Capacity was requested only through one of two entry points into Ukraine’s Gas Transmission System, the Sudzha metering station. A request was not accepted through the Sokhranivka metering station.
Wind power generation in Europe remains at a modest level. Beginning in May, wind turbines have provided an average of 14% of the region’s electricity needs, according to WindEurope.
After falling to $400/1,000 cubic meters late last week, spot prices for gas have recovered somewhat this week. The day-ahead contract for today at the Dutch TTF gas hub in the Netherlands closed at $407/1,000 cubic meters.
A split between LNG prices in Asia and those in Europe can be seen. In Asia, the most expensive futures contract for June on the JKM Platts index is $401/1,000 cubic meters, and futures under the LNG North-West Europe Marker are $376/1,000 cubic meters.

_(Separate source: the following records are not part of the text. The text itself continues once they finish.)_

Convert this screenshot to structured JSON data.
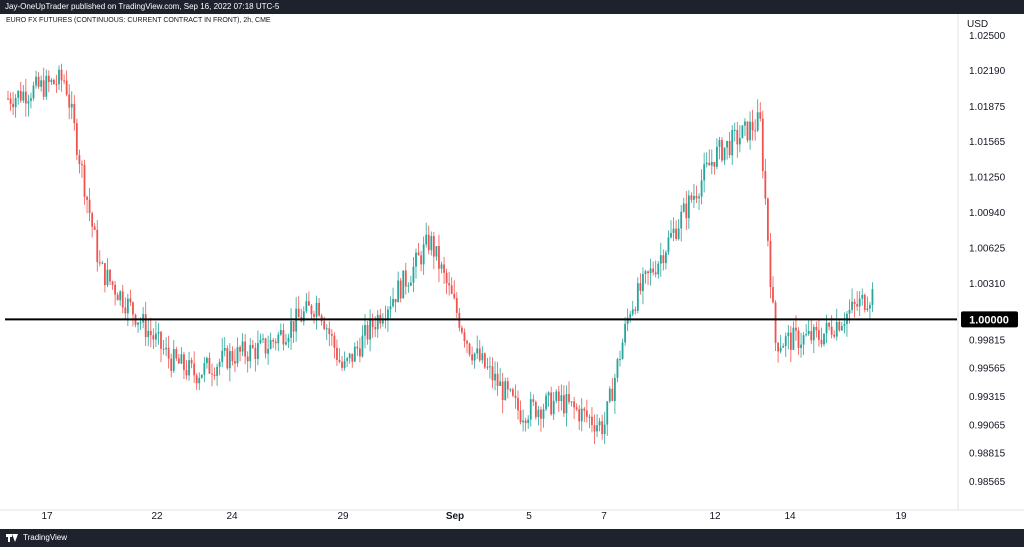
{
  "header": {
    "publisher_text": "Jay-OneUpTrader published on TradingView.com, Sep 16, 2022 07:18 UTC-5"
  },
  "footer": {
    "brand": "TradingView",
    "logo_icon": "tradingview-logo-icon"
  },
  "chart_data": {
    "type": "candlestick",
    "title": "EURO FX FUTURES (CONTINUOUS: CURRENT CONTRACT IN FRONT), 2h, CME",
    "currency": "USD",
    "colors": {
      "up": "#26a69a",
      "down": "#ef5350",
      "axis_text": "#131722",
      "level_line": "#000000"
    },
    "y_ticks": [
      "1.02500",
      "1.02190",
      "1.01875",
      "1.01565",
      "1.01250",
      "1.00940",
      "1.00625",
      "1.00310",
      "0.99815",
      "0.99565",
      "0.99315",
      "0.99065",
      "0.98815",
      "0.98565"
    ],
    "x_ticks": [
      "17",
      "22",
      "24",
      "29",
      "Sep",
      "5",
      "7",
      "12",
      "14",
      "19"
    ],
    "ylim": [
      0.9845,
      1.0262
    ],
    "horizontal_line": {
      "value": 1.0,
      "label": "1.00000"
    },
    "hidden_tick": "1.00000",
    "path": [
      [
        "17",
        1.0195
      ],
      [
        "18",
        1.0212
      ],
      [
        "19",
        1.0045
      ],
      [
        "22",
        0.9965
      ],
      [
        "23",
        0.9952
      ],
      [
        "24",
        0.9968
      ],
      [
        "25",
        0.9975
      ],
      [
        "26",
        1.0015
      ],
      [
        "29",
        0.9955
      ],
      [
        "30",
        1.0005
      ],
      [
        "31",
        1.004
      ],
      [
        "Sep",
        1.007
      ],
      [
        "Sep-2",
        0.9975
      ],
      [
        "5",
        0.9918
      ],
      [
        "6",
        0.9928
      ],
      [
        "7",
        0.9905
      ],
      [
        "8",
        1.001
      ],
      [
        "9",
        1.0055
      ],
      [
        "12",
        1.0145
      ],
      [
        "13",
        1.0175
      ],
      [
        "14",
        0.998
      ],
      [
        "15",
        0.9985
      ],
      [
        "16",
        1.0025
      ]
    ]
  }
}
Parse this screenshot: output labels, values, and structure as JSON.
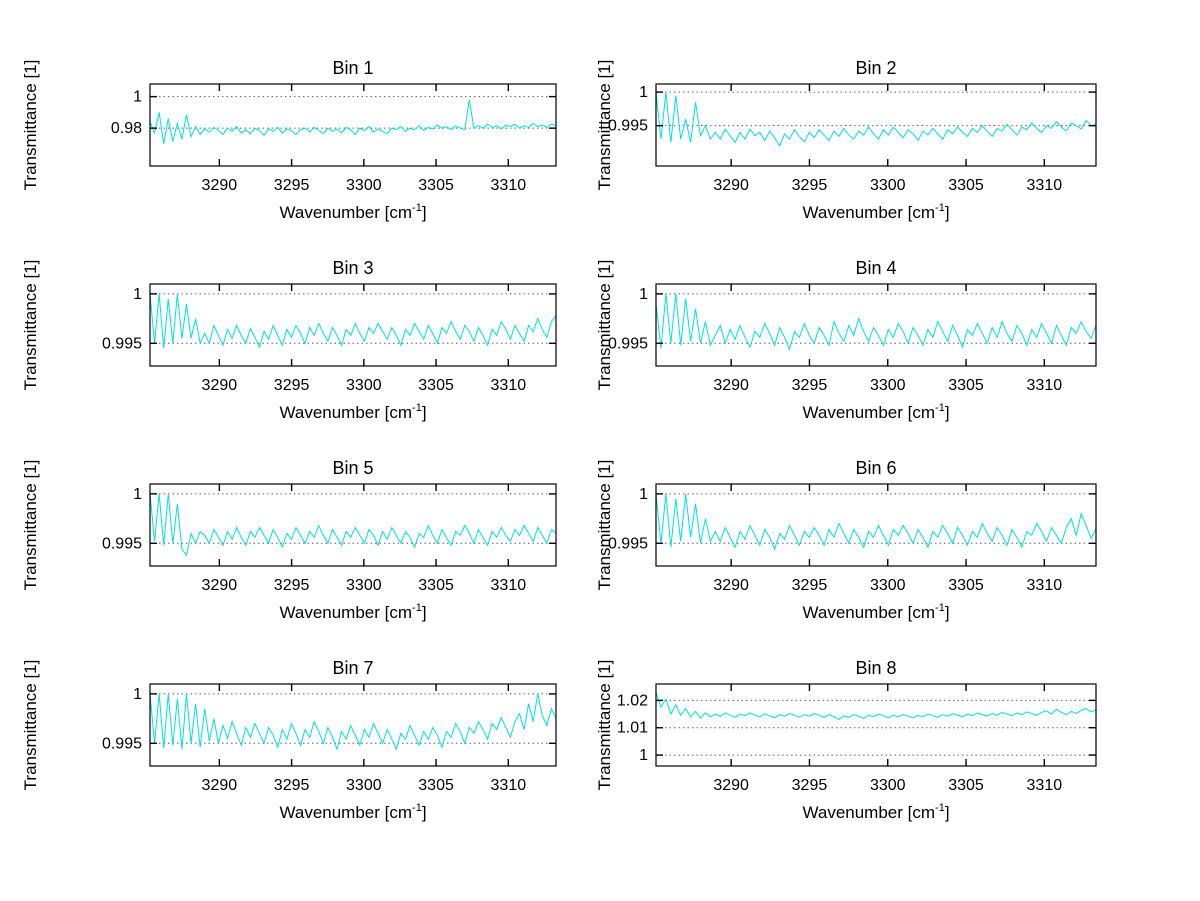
{
  "figure": {
    "background": "#ffffff",
    "axis_color": "#000000",
    "line_color": "#00e0e0",
    "grid_color": "#606060",
    "font_color": "#000000"
  },
  "chart_data": [
    {
      "type": "line",
      "title": "Bin 1",
      "xlabel_pre": "Wavenumber [cm",
      "xlabel_sup": "-1",
      "xlabel_post": "]",
      "ylabel": "Transmittance [1]",
      "xlim": [
        3285.2,
        3313.3
      ],
      "ylim": [
        0.956,
        1.008
      ],
      "xticks": [
        3290,
        3295,
        3300,
        3305,
        3310
      ],
      "xtick_labels": [
        "3290",
        "3295",
        "3300",
        "3305",
        "3310"
      ],
      "yticks": [
        0.98,
        1
      ],
      "ytick_labels": [
        "0.98",
        "1"
      ],
      "grid": "y-dotted",
      "legend": null,
      "values": [
        0.984,
        0.977,
        0.99,
        0.97,
        0.986,
        0.9715,
        0.983,
        0.973,
        0.9885,
        0.9745,
        0.981,
        0.976,
        0.9795,
        0.9775,
        0.9805,
        0.9785,
        0.976,
        0.98,
        0.978,
        0.981,
        0.977,
        0.979,
        0.9765,
        0.98,
        0.9785,
        0.9755,
        0.9795,
        0.978,
        0.9805,
        0.977,
        0.9795,
        0.9785,
        0.976,
        0.979,
        0.98,
        0.9775,
        0.9805,
        0.9785,
        0.9765,
        0.98,
        0.978,
        0.9795,
        0.977,
        0.9805,
        0.979,
        0.976,
        0.98,
        0.9785,
        0.981,
        0.9775,
        0.9795,
        0.978,
        0.9765,
        0.98,
        0.979,
        0.981,
        0.978,
        0.98,
        0.979,
        0.9815,
        0.9785,
        0.9805,
        0.9795,
        0.982,
        0.98,
        0.981,
        0.979,
        0.9815,
        0.98,
        0.979,
        0.998,
        0.98,
        0.9815,
        0.98,
        0.9825,
        0.9805,
        0.9815,
        0.9795,
        0.982,
        0.981,
        0.9825,
        0.98,
        0.9815,
        0.9805,
        0.983,
        0.981,
        0.982,
        0.9805,
        0.9825,
        0.9815
      ]
    },
    {
      "type": "line",
      "title": "Bin 2",
      "xlabel_pre": "Wavenumber [cm",
      "xlabel_sup": "-1",
      "xlabel_post": "]",
      "ylabel": "Transmittance [1]",
      "xlim": [
        3285.2,
        3313.3
      ],
      "ylim": [
        0.989,
        1.0012
      ],
      "xticks": [
        3290,
        3295,
        3300,
        3305,
        3310
      ],
      "xtick_labels": [
        "3290",
        "3295",
        "3300",
        "3305",
        "3310"
      ],
      "yticks": [
        0.995,
        1
      ],
      "ytick_labels": [
        "0.995",
        "1"
      ],
      "grid": "y-dotted",
      "legend": null,
      "values": [
        1.0,
        0.993,
        1.0,
        0.9925,
        0.9995,
        0.993,
        0.996,
        0.9925,
        0.9985,
        0.9935,
        0.995,
        0.993,
        0.994,
        0.993,
        0.9945,
        0.9935,
        0.9925,
        0.994,
        0.993,
        0.9945,
        0.9935,
        0.994,
        0.9928,
        0.9942,
        0.9932,
        0.992,
        0.9938,
        0.993,
        0.9944,
        0.9934,
        0.9926,
        0.994,
        0.9932,
        0.9944,
        0.9936,
        0.9928,
        0.9942,
        0.9934,
        0.9946,
        0.9936,
        0.993,
        0.9942,
        0.9936,
        0.9948,
        0.9938,
        0.993,
        0.9944,
        0.9936,
        0.9948,
        0.994,
        0.9932,
        0.9944,
        0.9938,
        0.9928,
        0.9942,
        0.9936,
        0.9946,
        0.9938,
        0.993,
        0.9944,
        0.9938,
        0.9948,
        0.994,
        0.9934,
        0.9946,
        0.994,
        0.995,
        0.9942,
        0.9934,
        0.9946,
        0.9942,
        0.9952,
        0.9944,
        0.9936,
        0.9948,
        0.9944,
        0.9954,
        0.9946,
        0.994,
        0.995,
        0.9946,
        0.9956,
        0.9948,
        0.9942,
        0.9954,
        0.995,
        0.9945,
        0.9958,
        0.995,
        0.9952
      ]
    },
    {
      "type": "line",
      "title": "Bin 3",
      "xlabel_pre": "Wavenumber [cm",
      "xlabel_sup": "-1",
      "xlabel_post": "]",
      "ylabel": "Transmittance [1]",
      "xlim": [
        3285.2,
        3313.3
      ],
      "ylim": [
        0.9927,
        1.001
      ],
      "xticks": [
        3290,
        3295,
        3300,
        3305,
        3310
      ],
      "xtick_labels": [
        "3290",
        "3295",
        "3300",
        "3305",
        "3310"
      ],
      "yticks": [
        0.995,
        1
      ],
      "ytick_labels": [
        "0.995",
        "1"
      ],
      "grid": "y-dotted",
      "legend": null,
      "values": [
        1.0,
        0.995,
        1.0,
        0.9945,
        0.9995,
        0.995,
        1.0,
        0.9955,
        0.999,
        0.9955,
        0.9975,
        0.995,
        0.996,
        0.995,
        0.9968,
        0.9958,
        0.9948,
        0.9964,
        0.9955,
        0.9968,
        0.9958,
        0.995,
        0.9965,
        0.9956,
        0.9946,
        0.9962,
        0.9954,
        0.9968,
        0.9958,
        0.9948,
        0.9964,
        0.9956,
        0.9968,
        0.996,
        0.995,
        0.9966,
        0.9958,
        0.997,
        0.996,
        0.9952,
        0.9966,
        0.9958,
        0.9948,
        0.9964,
        0.9958,
        0.997,
        0.996,
        0.9952,
        0.9966,
        0.996,
        0.997,
        0.9962,
        0.9954,
        0.9966,
        0.9958,
        0.9948,
        0.9964,
        0.9958,
        0.997,
        0.9962,
        0.9954,
        0.9968,
        0.996,
        0.995,
        0.9966,
        0.996,
        0.9972,
        0.9962,
        0.9954,
        0.9968,
        0.9962,
        0.9952,
        0.9966,
        0.9958,
        0.9948,
        0.9964,
        0.9958,
        0.9972,
        0.9964,
        0.9954,
        0.9968,
        0.996,
        0.9952,
        0.9968,
        0.9962,
        0.9975,
        0.9964,
        0.9956,
        0.9972,
        0.9978
      ]
    },
    {
      "type": "line",
      "title": "Bin 4",
      "xlabel_pre": "Wavenumber [cm",
      "xlabel_sup": "-1",
      "xlabel_post": "]",
      "ylabel": "Transmittance [1]",
      "xlim": [
        3285.2,
        3313.3
      ],
      "ylim": [
        0.9927,
        1.001
      ],
      "xticks": [
        3290,
        3295,
        3300,
        3305,
        3310
      ],
      "xtick_labels": [
        "3290",
        "3295",
        "3300",
        "3305",
        "3310"
      ],
      "yticks": [
        0.995,
        1
      ],
      "ytick_labels": [
        "0.995",
        "1"
      ],
      "grid": "y-dotted",
      "legend": null,
      "values": [
        0.999,
        0.9945,
        1.0,
        0.995,
        1.0,
        0.9948,
        0.9995,
        0.9952,
        0.9985,
        0.995,
        0.9972,
        0.9948,
        0.9958,
        0.9968,
        0.995,
        0.9964,
        0.9954,
        0.9968,
        0.9956,
        0.9946,
        0.9962,
        0.9956,
        0.997,
        0.996,
        0.9948,
        0.9966,
        0.9956,
        0.9944,
        0.9962,
        0.9956,
        0.997,
        0.9958,
        0.995,
        0.9966,
        0.9958,
        0.9948,
        0.9972,
        0.996,
        0.9952,
        0.9968,
        0.9958,
        0.9975,
        0.9962,
        0.9952,
        0.9966,
        0.9958,
        0.9948,
        0.9964,
        0.9956,
        0.997,
        0.9962,
        0.995,
        0.9966,
        0.9958,
        0.9948,
        0.9964,
        0.9956,
        0.9972,
        0.9962,
        0.9952,
        0.9968,
        0.9958,
        0.9946,
        0.9964,
        0.9958,
        0.997,
        0.996,
        0.995,
        0.9966,
        0.9956,
        0.9972,
        0.996,
        0.9952,
        0.9968,
        0.996,
        0.9948,
        0.9964,
        0.9956,
        0.997,
        0.996,
        0.995,
        0.9968,
        0.9958,
        0.9948,
        0.9966,
        0.996,
        0.9972,
        0.9962,
        0.9955,
        0.9968
      ]
    },
    {
      "type": "line",
      "title": "Bin 5",
      "xlabel_pre": "Wavenumber [cm",
      "xlabel_sup": "-1",
      "xlabel_post": "]",
      "ylabel": "Transmittance [1]",
      "xlim": [
        3285.2,
        3313.3
      ],
      "ylim": [
        0.9927,
        1.001
      ],
      "xticks": [
        3290,
        3295,
        3300,
        3305,
        3310
      ],
      "xtick_labels": [
        "3290",
        "3295",
        "3300",
        "3305",
        "3310"
      ],
      "yticks": [
        0.995,
        1
      ],
      "ytick_labels": [
        "0.995",
        "1"
      ],
      "grid": "y-dotted",
      "legend": null,
      "values": [
        1.0,
        0.9952,
        1.0,
        0.9948,
        1.0,
        0.995,
        0.999,
        0.9944,
        0.9938,
        0.996,
        0.995,
        0.9962,
        0.9958,
        0.995,
        0.9964,
        0.9956,
        0.9948,
        0.9962,
        0.9954,
        0.9966,
        0.9956,
        0.9948,
        0.9962,
        0.9956,
        0.9966,
        0.9958,
        0.995,
        0.9964,
        0.9956,
        0.9946,
        0.996,
        0.9954,
        0.9966,
        0.9958,
        0.995,
        0.9962,
        0.9956,
        0.9968,
        0.9958,
        0.995,
        0.9964,
        0.9956,
        0.9948,
        0.9962,
        0.9956,
        0.9966,
        0.9958,
        0.995,
        0.9964,
        0.9958,
        0.9948,
        0.9962,
        0.9954,
        0.9966,
        0.9958,
        0.995,
        0.9962,
        0.9956,
        0.9946,
        0.996,
        0.9956,
        0.9968,
        0.9958,
        0.995,
        0.9964,
        0.9956,
        0.9948,
        0.9962,
        0.9958,
        0.9968,
        0.996,
        0.995,
        0.9964,
        0.9956,
        0.9948,
        0.9962,
        0.9956,
        0.9966,
        0.9958,
        0.9952,
        0.9964,
        0.9958,
        0.9968,
        0.996,
        0.9952,
        0.9966,
        0.9958,
        0.995,
        0.9964,
        0.996
      ]
    },
    {
      "type": "line",
      "title": "Bin 6",
      "xlabel_pre": "Wavenumber [cm",
      "xlabel_sup": "-1",
      "xlabel_post": "]",
      "ylabel": "Transmittance [1]",
      "xlim": [
        3285.2,
        3313.3
      ],
      "ylim": [
        0.9927,
        1.001
      ],
      "xticks": [
        3290,
        3295,
        3300,
        3305,
        3310
      ],
      "xtick_labels": [
        "3290",
        "3295",
        "3300",
        "3305",
        "3310"
      ],
      "yticks": [
        0.995,
        1
      ],
      "ytick_labels": [
        "0.995",
        "1"
      ],
      "grid": "y-dotted",
      "legend": null,
      "values": [
        1.0,
        0.995,
        1.0,
        0.9946,
        0.9995,
        0.9952,
        1.0,
        0.9956,
        0.999,
        0.995,
        0.9975,
        0.9952,
        0.9962,
        0.9952,
        0.9966,
        0.9956,
        0.9946,
        0.9962,
        0.9954,
        0.9968,
        0.9958,
        0.9948,
        0.9964,
        0.9956,
        0.9944,
        0.996,
        0.9954,
        0.9968,
        0.9958,
        0.9948,
        0.9962,
        0.9956,
        0.9966,
        0.9958,
        0.9948,
        0.9964,
        0.9956,
        0.997,
        0.996,
        0.995,
        0.9964,
        0.9956,
        0.9946,
        0.9962,
        0.9956,
        0.9968,
        0.9958,
        0.9948,
        0.9964,
        0.9958,
        0.9968,
        0.996,
        0.995,
        0.9964,
        0.9956,
        0.9946,
        0.9962,
        0.9956,
        0.9968,
        0.996,
        0.995,
        0.9966,
        0.9958,
        0.9948,
        0.9962,
        0.9956,
        0.997,
        0.996,
        0.9952,
        0.9966,
        0.9958,
        0.9948,
        0.9964,
        0.9956,
        0.9946,
        0.9962,
        0.9958,
        0.997,
        0.9962,
        0.9952,
        0.9966,
        0.9958,
        0.995,
        0.9966,
        0.9975,
        0.9958,
        0.998,
        0.9968,
        0.9955,
        0.9965
      ]
    },
    {
      "type": "line",
      "title": "Bin 7",
      "xlabel_pre": "Wavenumber [cm",
      "xlabel_sup": "-1",
      "xlabel_post": "]",
      "ylabel": "Transmittance [1]",
      "xlim": [
        3285.2,
        3313.3
      ],
      "ylim": [
        0.9927,
        1.001
      ],
      "xticks": [
        3290,
        3295,
        3300,
        3305,
        3310
      ],
      "xtick_labels": [
        "3290",
        "3295",
        "3300",
        "3305",
        "3310"
      ],
      "yticks": [
        0.995,
        1
      ],
      "ytick_labels": [
        "0.995",
        "1"
      ],
      "grid": "y-dotted",
      "legend": null,
      "values": [
        1.0,
        0.995,
        1.0,
        0.9945,
        1.0,
        0.9948,
        0.9995,
        0.9944,
        1.0,
        0.995,
        0.999,
        0.9946,
        0.9985,
        0.9952,
        0.9975,
        0.995,
        0.9968,
        0.9955,
        0.9972,
        0.996,
        0.9948,
        0.9966,
        0.9956,
        0.997,
        0.996,
        0.995,
        0.9966,
        0.9958,
        0.9946,
        0.9964,
        0.9954,
        0.997,
        0.996,
        0.9948,
        0.9964,
        0.9956,
        0.9972,
        0.9962,
        0.995,
        0.9966,
        0.9956,
        0.9944,
        0.9962,
        0.9954,
        0.9968,
        0.9958,
        0.9948,
        0.9964,
        0.9956,
        0.997,
        0.996,
        0.995,
        0.9964,
        0.9954,
        0.9944,
        0.996,
        0.9954,
        0.9968,
        0.9958,
        0.9948,
        0.9962,
        0.9954,
        0.9966,
        0.9958,
        0.9946,
        0.9962,
        0.9956,
        0.997,
        0.9962,
        0.995,
        0.9966,
        0.996,
        0.9972,
        0.9964,
        0.9954,
        0.997,
        0.9964,
        0.9976,
        0.9966,
        0.9956,
        0.9972,
        0.998,
        0.9964,
        0.999,
        0.9972,
        1.0,
        0.9978,
        0.9968,
        0.9985,
        0.9975
      ]
    },
    {
      "type": "line",
      "title": "Bin 8",
      "xlabel_pre": "Wavenumber [cm",
      "xlabel_sup": "-1",
      "xlabel_post": "]",
      "ylabel": "Transmittance [1]",
      "xlim": [
        3285.2,
        3313.3
      ],
      "ylim": [
        0.996,
        1.026
      ],
      "xticks": [
        3290,
        3295,
        3300,
        3305,
        3310
      ],
      "xtick_labels": [
        "3290",
        "3295",
        "3300",
        "3305",
        "3310"
      ],
      "yticks": [
        1,
        1.01,
        1.02
      ],
      "ytick_labels": [
        "1",
        "1.01",
        "1.02"
      ],
      "grid": "y-dotted",
      "legend": null,
      "values": [
        1.023,
        1.0175,
        1.0205,
        1.015,
        1.0185,
        1.0145,
        1.017,
        1.014,
        1.016,
        1.0135,
        1.0155,
        1.014,
        1.015,
        1.0142,
        1.0154,
        1.0146,
        1.0138,
        1.015,
        1.0144,
        1.0154,
        1.0146,
        1.014,
        1.015,
        1.0144,
        1.0136,
        1.0148,
        1.0142,
        1.0152,
        1.0146,
        1.0138,
        1.0148,
        1.0142,
        1.0152,
        1.0146,
        1.0138,
        1.0148,
        1.014,
        1.013,
        1.0144,
        1.0138,
        1.0148,
        1.0142,
        1.0134,
        1.0146,
        1.014,
        1.015,
        1.0144,
        1.0136,
        1.0146,
        1.014,
        1.0148,
        1.0142,
        1.0136,
        1.0146,
        1.014,
        1.015,
        1.0144,
        1.0138,
        1.0148,
        1.0142,
        1.0152,
        1.0146,
        1.014,
        1.015,
        1.0144,
        1.0154,
        1.0148,
        1.0142,
        1.0152,
        1.0146,
        1.0156,
        1.015,
        1.0144,
        1.0154,
        1.0148,
        1.0158,
        1.0152,
        1.0146,
        1.0156,
        1.0162,
        1.015,
        1.0168,
        1.0156,
        1.0148,
        1.016,
        1.0152,
        1.0164,
        1.017,
        1.0158,
        1.0165
      ]
    }
  ]
}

Europe continues the gas-injection season into underground gas storage (UGS) facilities. Current inventory levels in Europe’s UGS facilities are 62.04%, which is 20 percentage points above the average for the same date over the past five years, according to Gas Infrastructure Europe.

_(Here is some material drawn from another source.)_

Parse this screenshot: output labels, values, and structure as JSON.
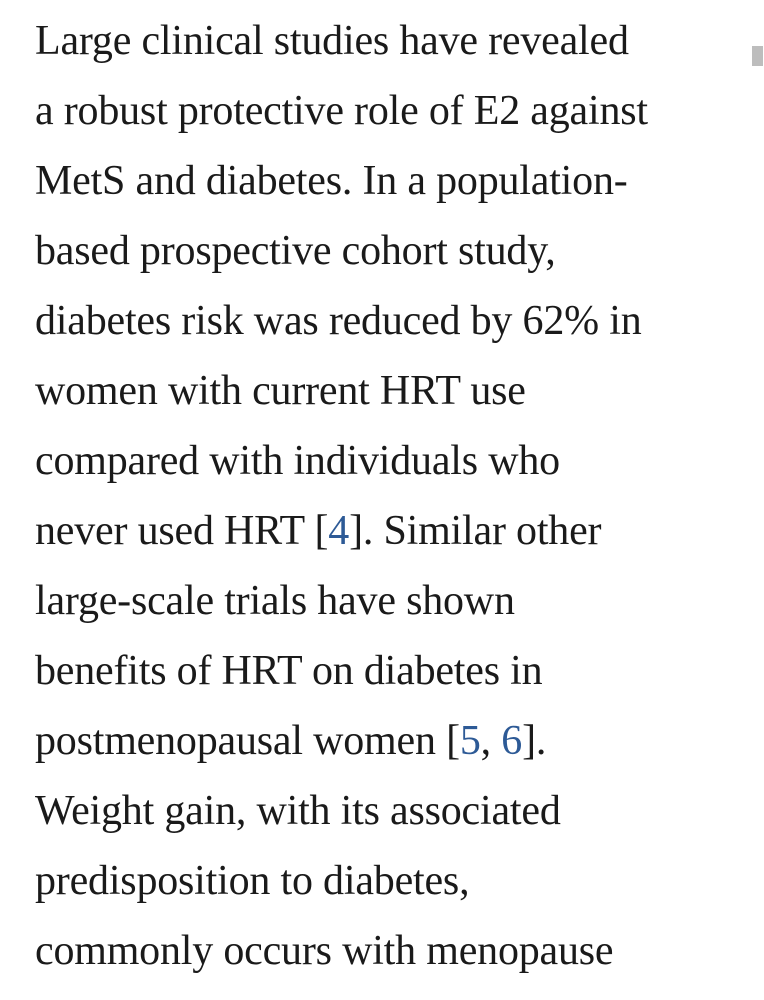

Inventories increased 0.28 percentage points during the gas day for May 8, with the pace markedly lagging the usual injection levels over the past five years. Nevertheless, reserves could reach the target level of 90% storage capacity by the end of September if injection continues at this pace throughout the summer.
European LNG terminals operated at an average capacity of 67% in April, while capacity in May has been 65%.
The state of gas in UGS facilities in the United States is of increasing importance for the global market, and the country is actively increasing gas exports.
Freeport LNG, the United States’ largest LNG plant, has reopened all three liquefaction lines, thereby reducing the excess gas on the U.S. market and boosting supplies of LNG to the global market.
The U.S. continues the injection season into UGS facilities. Inventories rose 1.5 billion cubic meters for the latest reporting week, which is 33% lower than the usual figure for this time of the year.
The current level of inventories is around 43%, which is 20 percentage points higher than the average figure for the past five years, according to the U.S. Energy Department’s Energy Information Administration.